The bottom line is: it takes a large text file and turns it into perfectly organized, queryable data points in three steps.

1. Provide the MCP with the absolute file path to your academic .bib bibliography file.
2. The system runs deterministic regex parsing across the entire document structure, generating raw JSON data.
3. You receive clean JSON entries ready for immediate querying or reformatting by your AI agent.

## Frequently Asked Questions

**Does it handle LaTeX special characters?**
It extracts the raw field values as-is. The AI can then interpret or clean LaTeX escapes like \'{e} into proper Unicode.

**How many entries can it handle?**
It caps the output at 200 entries to protect AI context. For larger bibliographies, ask the AI to filter by type or year.

**Can it detect duplicate references?**
The parser extracts all entries. You can then ask the AI: 'Find duplicate titles or DOIs in my bibliography.'

**What structured data does `parse_bibtex_bibliography` output for academic references?**
It outputs clean, deterministic JSON containing key fields like type, citation key, title, author list, and publication year.
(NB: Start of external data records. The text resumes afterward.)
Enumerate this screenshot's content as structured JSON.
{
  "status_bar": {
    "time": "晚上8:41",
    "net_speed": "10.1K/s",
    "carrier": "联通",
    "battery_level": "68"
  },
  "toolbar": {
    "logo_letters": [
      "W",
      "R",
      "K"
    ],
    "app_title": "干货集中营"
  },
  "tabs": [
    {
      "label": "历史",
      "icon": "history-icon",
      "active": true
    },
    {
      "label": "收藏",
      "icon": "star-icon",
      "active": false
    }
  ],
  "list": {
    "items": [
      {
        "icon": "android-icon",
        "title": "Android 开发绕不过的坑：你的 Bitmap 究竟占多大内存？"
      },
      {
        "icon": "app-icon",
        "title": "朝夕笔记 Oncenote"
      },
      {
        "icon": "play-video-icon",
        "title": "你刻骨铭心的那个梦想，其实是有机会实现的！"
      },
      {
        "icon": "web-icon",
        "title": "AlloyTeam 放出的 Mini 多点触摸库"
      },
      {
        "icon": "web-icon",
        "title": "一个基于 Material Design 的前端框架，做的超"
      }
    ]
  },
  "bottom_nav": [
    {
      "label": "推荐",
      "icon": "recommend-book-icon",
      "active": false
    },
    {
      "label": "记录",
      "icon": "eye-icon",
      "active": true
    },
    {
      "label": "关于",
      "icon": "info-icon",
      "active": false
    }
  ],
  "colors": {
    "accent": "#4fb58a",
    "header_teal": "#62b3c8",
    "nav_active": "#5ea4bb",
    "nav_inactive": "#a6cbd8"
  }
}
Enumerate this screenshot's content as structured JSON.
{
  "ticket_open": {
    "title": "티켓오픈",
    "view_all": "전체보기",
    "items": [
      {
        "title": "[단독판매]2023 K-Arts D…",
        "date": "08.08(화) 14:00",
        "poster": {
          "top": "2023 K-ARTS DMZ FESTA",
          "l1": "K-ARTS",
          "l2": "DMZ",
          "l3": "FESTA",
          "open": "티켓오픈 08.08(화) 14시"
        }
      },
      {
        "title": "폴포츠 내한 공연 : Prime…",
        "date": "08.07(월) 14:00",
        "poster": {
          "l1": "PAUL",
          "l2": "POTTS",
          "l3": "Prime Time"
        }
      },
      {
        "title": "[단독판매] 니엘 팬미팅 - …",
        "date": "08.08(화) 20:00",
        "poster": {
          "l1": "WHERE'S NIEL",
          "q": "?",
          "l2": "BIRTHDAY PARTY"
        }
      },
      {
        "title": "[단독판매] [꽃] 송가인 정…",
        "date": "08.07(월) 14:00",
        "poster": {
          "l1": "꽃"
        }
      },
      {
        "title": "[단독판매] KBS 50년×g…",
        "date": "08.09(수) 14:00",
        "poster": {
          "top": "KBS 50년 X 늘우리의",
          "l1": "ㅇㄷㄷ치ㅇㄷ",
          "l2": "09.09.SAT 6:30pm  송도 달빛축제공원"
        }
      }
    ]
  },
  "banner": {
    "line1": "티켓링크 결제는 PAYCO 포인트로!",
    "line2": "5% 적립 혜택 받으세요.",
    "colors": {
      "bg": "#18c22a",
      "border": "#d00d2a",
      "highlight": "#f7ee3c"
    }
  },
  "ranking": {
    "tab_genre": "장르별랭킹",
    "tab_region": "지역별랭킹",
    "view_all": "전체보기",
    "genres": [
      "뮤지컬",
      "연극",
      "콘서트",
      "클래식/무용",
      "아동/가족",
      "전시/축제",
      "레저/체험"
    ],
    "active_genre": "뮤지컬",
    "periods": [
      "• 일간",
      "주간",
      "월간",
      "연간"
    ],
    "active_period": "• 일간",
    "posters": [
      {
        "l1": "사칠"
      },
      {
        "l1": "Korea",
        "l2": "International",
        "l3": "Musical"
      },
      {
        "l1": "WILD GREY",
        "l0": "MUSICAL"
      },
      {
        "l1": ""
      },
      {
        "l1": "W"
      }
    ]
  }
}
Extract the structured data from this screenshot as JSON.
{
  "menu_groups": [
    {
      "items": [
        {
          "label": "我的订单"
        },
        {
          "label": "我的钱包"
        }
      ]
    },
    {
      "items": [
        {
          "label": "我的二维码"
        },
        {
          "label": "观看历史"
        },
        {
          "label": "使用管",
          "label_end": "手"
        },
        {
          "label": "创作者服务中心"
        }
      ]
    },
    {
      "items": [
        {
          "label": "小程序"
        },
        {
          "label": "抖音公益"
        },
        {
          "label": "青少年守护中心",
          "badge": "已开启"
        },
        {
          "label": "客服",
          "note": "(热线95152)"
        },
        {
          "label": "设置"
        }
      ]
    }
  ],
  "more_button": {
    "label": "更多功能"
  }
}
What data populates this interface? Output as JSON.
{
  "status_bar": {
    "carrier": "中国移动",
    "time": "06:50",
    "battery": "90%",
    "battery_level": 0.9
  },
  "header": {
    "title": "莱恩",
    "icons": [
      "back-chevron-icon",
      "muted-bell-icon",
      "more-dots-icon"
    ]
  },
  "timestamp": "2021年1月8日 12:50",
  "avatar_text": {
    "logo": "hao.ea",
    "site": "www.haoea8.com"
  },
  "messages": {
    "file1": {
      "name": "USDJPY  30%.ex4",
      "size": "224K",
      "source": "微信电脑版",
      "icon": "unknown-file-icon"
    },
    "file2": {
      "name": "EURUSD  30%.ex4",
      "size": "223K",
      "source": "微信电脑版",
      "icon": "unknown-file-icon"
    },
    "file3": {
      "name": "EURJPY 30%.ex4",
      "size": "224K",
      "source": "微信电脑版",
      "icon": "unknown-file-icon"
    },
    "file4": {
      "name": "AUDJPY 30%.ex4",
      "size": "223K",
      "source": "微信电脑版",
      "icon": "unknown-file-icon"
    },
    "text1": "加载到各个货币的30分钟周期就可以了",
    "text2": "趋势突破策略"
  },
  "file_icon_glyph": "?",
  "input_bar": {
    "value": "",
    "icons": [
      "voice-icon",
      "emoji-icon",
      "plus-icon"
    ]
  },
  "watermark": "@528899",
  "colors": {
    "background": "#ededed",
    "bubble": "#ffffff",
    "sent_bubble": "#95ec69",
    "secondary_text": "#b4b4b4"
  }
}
This structure allows your AI client to immediately query the data without needing manual parsing.

**If I run `parse_bibtex_bibliography` on a corrupted .bib file, how does it handle the parsing error?**
The tool is built with robust regex logic and generally handles malformed entries gracefully. It processes the valid data and flags or skips sections that contain non-standard formatting errors.

**Is `parse_bibtex_bibliography` dependent on external libraries?**
No, it's pure regex parsing. This means it doesn't require additional dependencies or complex setups from your side; it just needs the file path to run.

**After using `parse_bibtex_bibliography`, can I programmatically filter entries by specific fields like author or year?**
Yes. Since the output is clean JSON, you'll get structured access to every field. You can easily write logic in your agent to filter results based on any available key-value pair.

**Does the processing time of `parse_bibtex_bibliography` scale linearly with the size of my bibliography file?**
Generally, yes. Because it uses deterministic regex parsing, performance scales reliably. You can expect the run time to increase predictably as you add more entries.